Trucking companies enter era of electric vehicles
Electric trucks still have some shortcomings — including difficulties covering long distances, and the fact that it’s taken manufacturers as long as five years to deliver on some vehicle orders — but Virginia trucking companies are nonetheless forging ahead.
For instance, in addition to its 22 diesel trucks, Camrett Logistics in Wytheville received two electric semis in 2022 from Volvo Trucks’ plant in Dublin a year after ordering them, and is adding two more this year.
The trucks travel about 250 miles daily in short trips and charge overnight at the company’s facilities, says Cameron Peel, Camrett’s president and chief client officer. They get up to 275 miles per charge, and two configurations of the Volvo VNR trucks that debuted in 2022 allow batteries to fully charge in 90 minutes.
Despite the improvements, long hauls are still a way off, Peel says. “Electric trucks are nowhere near ready to go from Virginia to California.”
Richmond-based Estes Express Lines, the largest privately owned freight carrier in North America, added 12 electric trucks to its fleet in March. It’s a small number compared with the company’s 9,000 tractors that run on diesel, but electric vehicles are a significant part of Estes’ future, says Webb Estes, president and chief operating officer of the shipping company, which specializes in less-than-truckload (LTL) freight delivery over shorter distances than long-haul trucks.
Estes also has 300 electric forklifts — representing 10% of its fleet — as well as two electric straight trucks and an electric yard truck that uses a fifth wheel to move trailers within truck yards and warehouses.
There has been a three-year window between order and delivery, Estes notes, which makes it difficult to scale up the number of electric trucks. “Even if we wanted to try more electrics right now, it’s been over three years since we ordered these trucks, and manufacturers are still trying to learn the best way to build electric trucks.”
The company’s diesel trucks are already very fuel-efficient, able to travel 900-plus miles between fill-ups, so Estes is now testing how electric trucks fit in with the current fleet.
Shipping companies’ efforts to move toward electric vehicles are part of an overall national push to make the United States less dependent on fossil fuels. Although electric trucks cost about three times as much as diesel trucks, they offer long-term savings on fuel and maintenance.
In August 2022, President Joe Biden signed the Inflation Reduction Act, which offers tax credits to business owners who purchase electric vehicles for work use, up to $40,000 for larger trucks. The act took effect in January.
“We are not doing this because we think these trucks are going to save us a bunch of money; we’re doing it because it’s the right thing to do,” Estes says. “And the best way to move the technology forward is to have good partners to test these things.”
Many businesses have instituted environmental sustainability goals that attract customers and talent, as well as lowering operation costs.
Kate Staples, director of electrification at Dominion Energy Inc., says the Fortune 500 utility’s electric grid is about 40% carbon-neutral.

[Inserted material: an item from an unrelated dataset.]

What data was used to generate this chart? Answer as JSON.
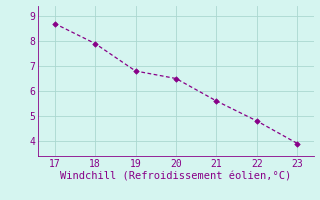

“When you’re powering with gasoline or diesel, [the environment is] not going to get any cleaner,” she says, adding that electric trucks are exhaustless and noiseless. However, Staples notes, most companies are buying electric trucks only when an older truck is retired.
Also, upfront costs are significantly higher for electric trucks, even though companies save on fuel. A diesel truck costs about $110,000, while electric trucks are more than $300,000, although Staples expects initial costs to decrease as more users buy electric vehicles and governments create tax incentives.

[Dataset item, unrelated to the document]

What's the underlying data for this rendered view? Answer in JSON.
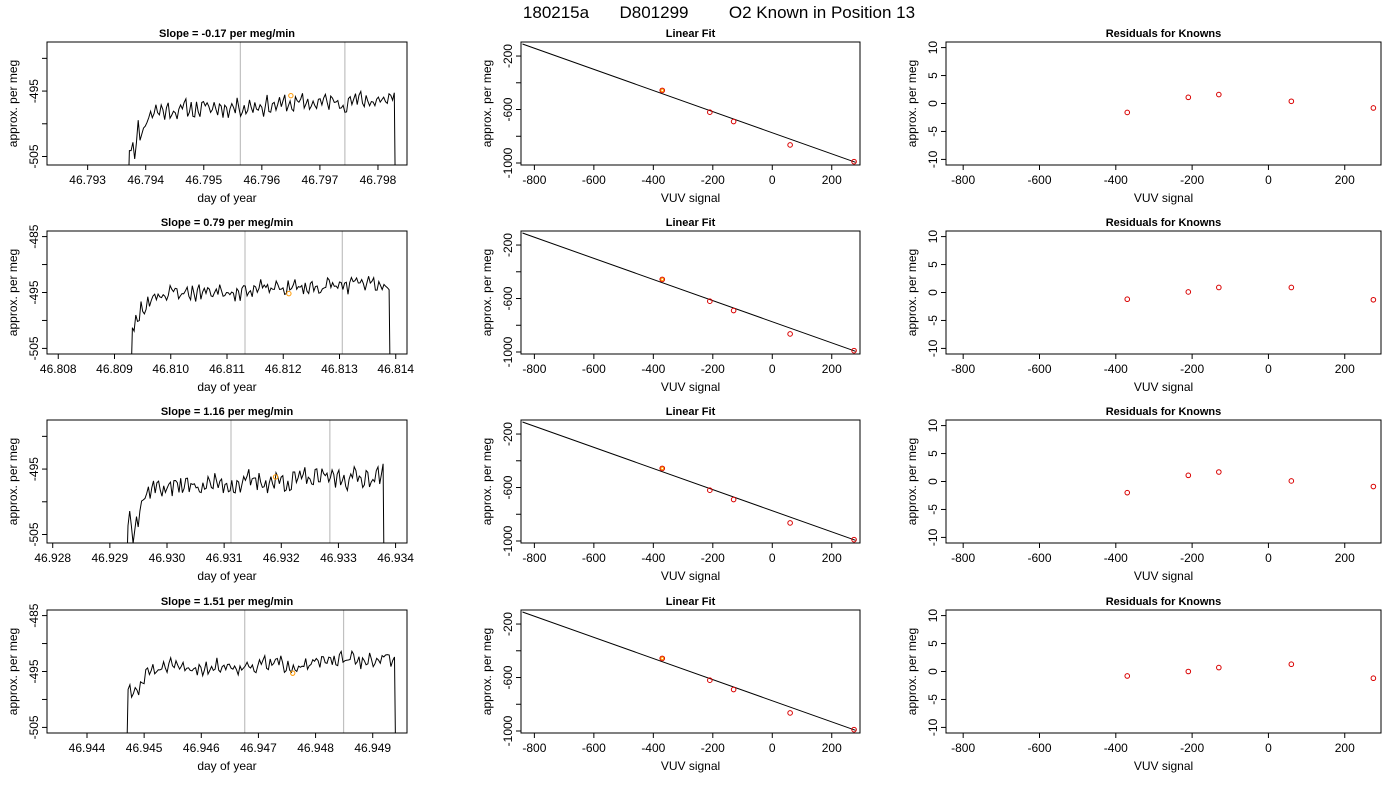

Peel notes the main cost comes from electric vehicles’ lithium batteries, which run about $25,000 per 100-kilowatt pack, although he anticipates “huge advances in battery technology” that will drive vehicle purchase costs down.
“There’s still a cost to charge the truck,” however, Peel says. “The pro here is 100% sustainability … but we would love to start seeing some legislation to help with the cost,” such as tax breaks or sustainability grants.
In 10 years, Estes predicts, electric tractor-trailer manufacturers will significantly advance electric truck technology — including allowing for longer distance drives. “The industry is going to have to find a way to get a truck that can at least travel 600 miles electric to really kind of transform the conversation.”